You Might Have Read This Somewhere Before. Like Here.
The FT has a long article by John Dizard raising alarms about the systemic risks posed by CCPs. The solution, in other words, might be the problem.
Where have I read that before?
The article focuses on a couple of regulatory reports that have also raised the alarm:
No, I am referring to reports filed by the wiring and plumbing inspectors of the CCPs. For example, the International Organization for Securities Commissions (a name that could only be made duller by inserting the word “Canada”) issued a report this month on the “Securities Markets Risk Outlook 2014-2015”. I am not going to attempt to achieve the poetic effect of the volume read as a whole, so I will skip ahead to page 85 to the section on margin calls.
Talking (again) about the last crisis, the authors recount: “When the crisis materialised in 2008, deleveraging occurred, leading to a pro-cyclical margin spiral (see figure 99). Margin requirements also have the potential to cause pro-cyclical effects in the cleared markets.” The next page shows figure 99, an intriguing cartoon of a margin spiral, with haircuts leading to more haircuts leading to “liquidate position”, “further downward pressure” and “loss on open positions”. In short, do not read it to the children before bedtime.
This margin issue is exactly what I’ve been on about for six years now. Good that regulators are finally waking up to it, though it’s a little late in the day, isn’t it?
I chuckle at the children before bedtime line. I often say that I should give my presentations on the systemic risk of CCPs while sitting by a campfire holding a flashlight under my chin.
I don’t chuckle at the fact that other regulators seem rather oblivious to the dangers inherent in what they’ve created:
While supervisory institutions such as the Financial Stability Oversight Council are trying to fit boring old life insurers into their “systemic” regulatory frameworks, they seem to be ignoring the degree to which the much-expanded clearing houses are a threat, not a solution. Much attention has been paid, publicly, to how banks that become insolvent in the future will have their shareholders and creditors bailed in to the losses, their managements dismissed and their corporate forms put into liquidation. But what about the clearing houses? What happens to them when one or more of their participants fail?
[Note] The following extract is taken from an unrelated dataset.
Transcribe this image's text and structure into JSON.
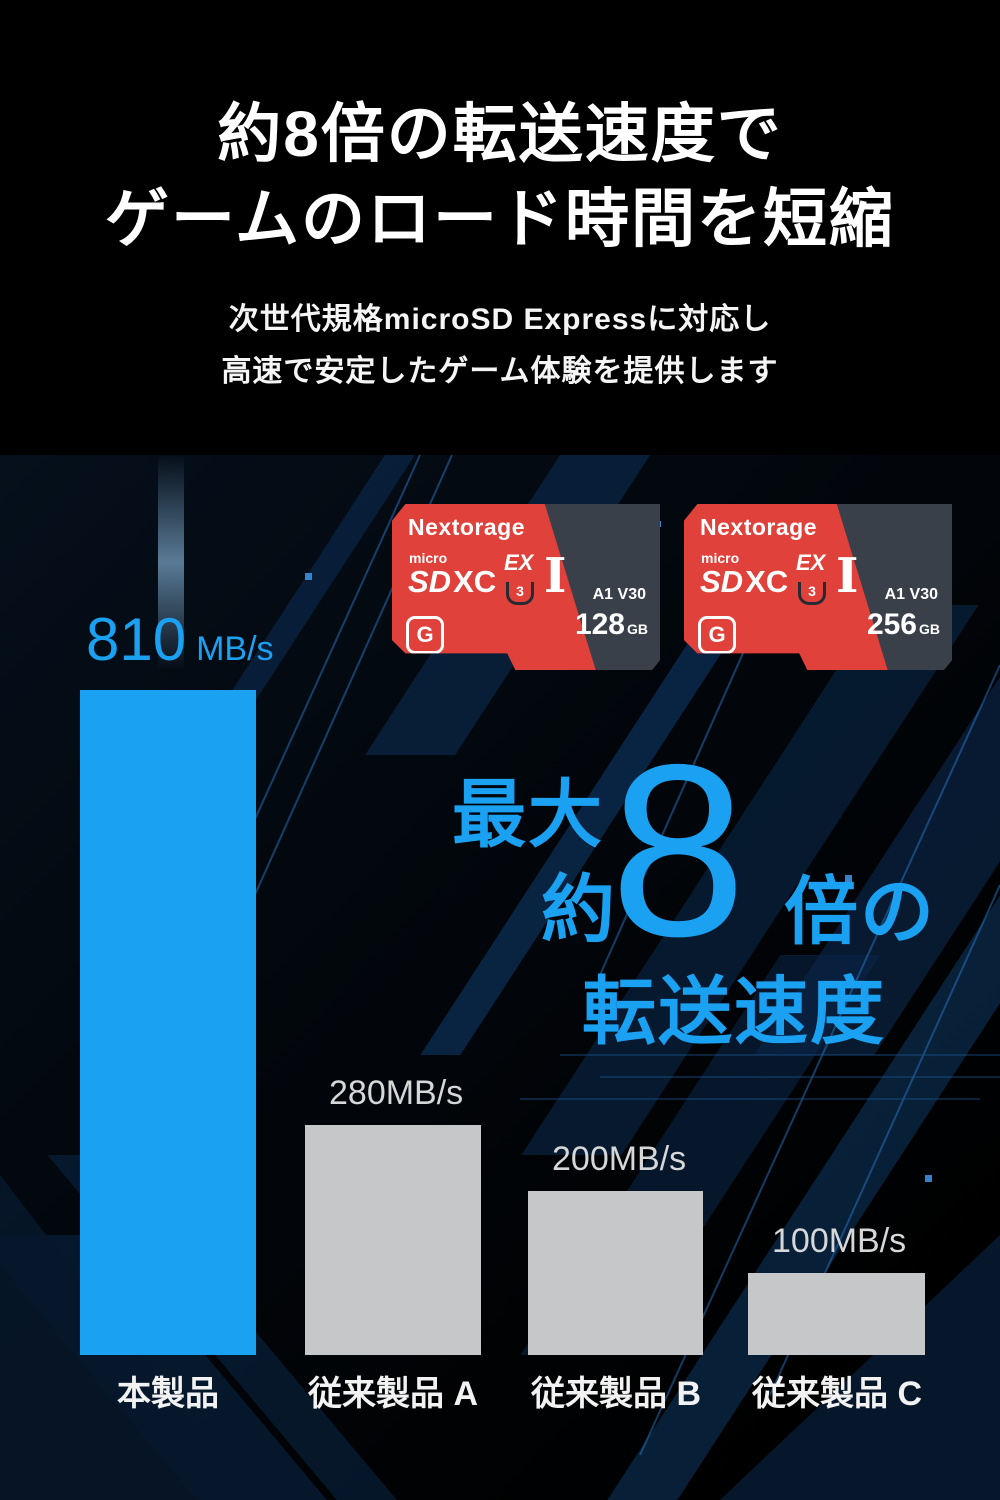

I call myself the Clearing Cassandra precisely because I have been prophesying so for years, but the FSOC and others have largely ignored such concerns.
Dizard starts out his piece quoting Dallas Fed President Richard Fisher comparing macroprudential regulation to the Maginot Line. Dizard notes that others have made similar Maginot Line comparisons post-crisis, and says that this is unfair to the Maginot Line because it was never breached: the Germans went around it.
I am one person who has made this comparison specifically in the context of CCPs, most recently at Camp Alphaville in July. But my point was exactly that the creation of impregnable CCPs would result in the diversion of stresses to other parts of the financial system, just like the Maginot line diverted the Germans into the Ardennes, where French defenses were far more brittle. In particular, CCPs are intended to eliminate credit risk, but they do so by creating tremendous demands for liquidity, especially during crisis times. Since liquidity risk is, in my view, far more dangerous than credit risk, this is not obviously a good trade off. The main question becomes: During the next crisis, where will be the financial Sedan?
I take some grim satisfaction that arguments that I have made for years are becoming conventional wisdom, or at least widespread among those who haven’t imbibed the Clearing Kool Aid. Would that have happened before legislators and regulators around the world embarked on the vastest re-engineering of world financial markets ever attempted, and did so with their eyes wide shut.
You’re a prof without honour in your own land.
Did you see what I did there?
Comment by Green as Grass — October 15, 2014 @ 2:35 am
@Green-Yes, I did. Very clever. Mind if I steal it? Theft is the highest form of flattery!
Finally even those with 10/200 vision notice reality – at least when it is the size of a NYC garbage truck and hits them at 50mph.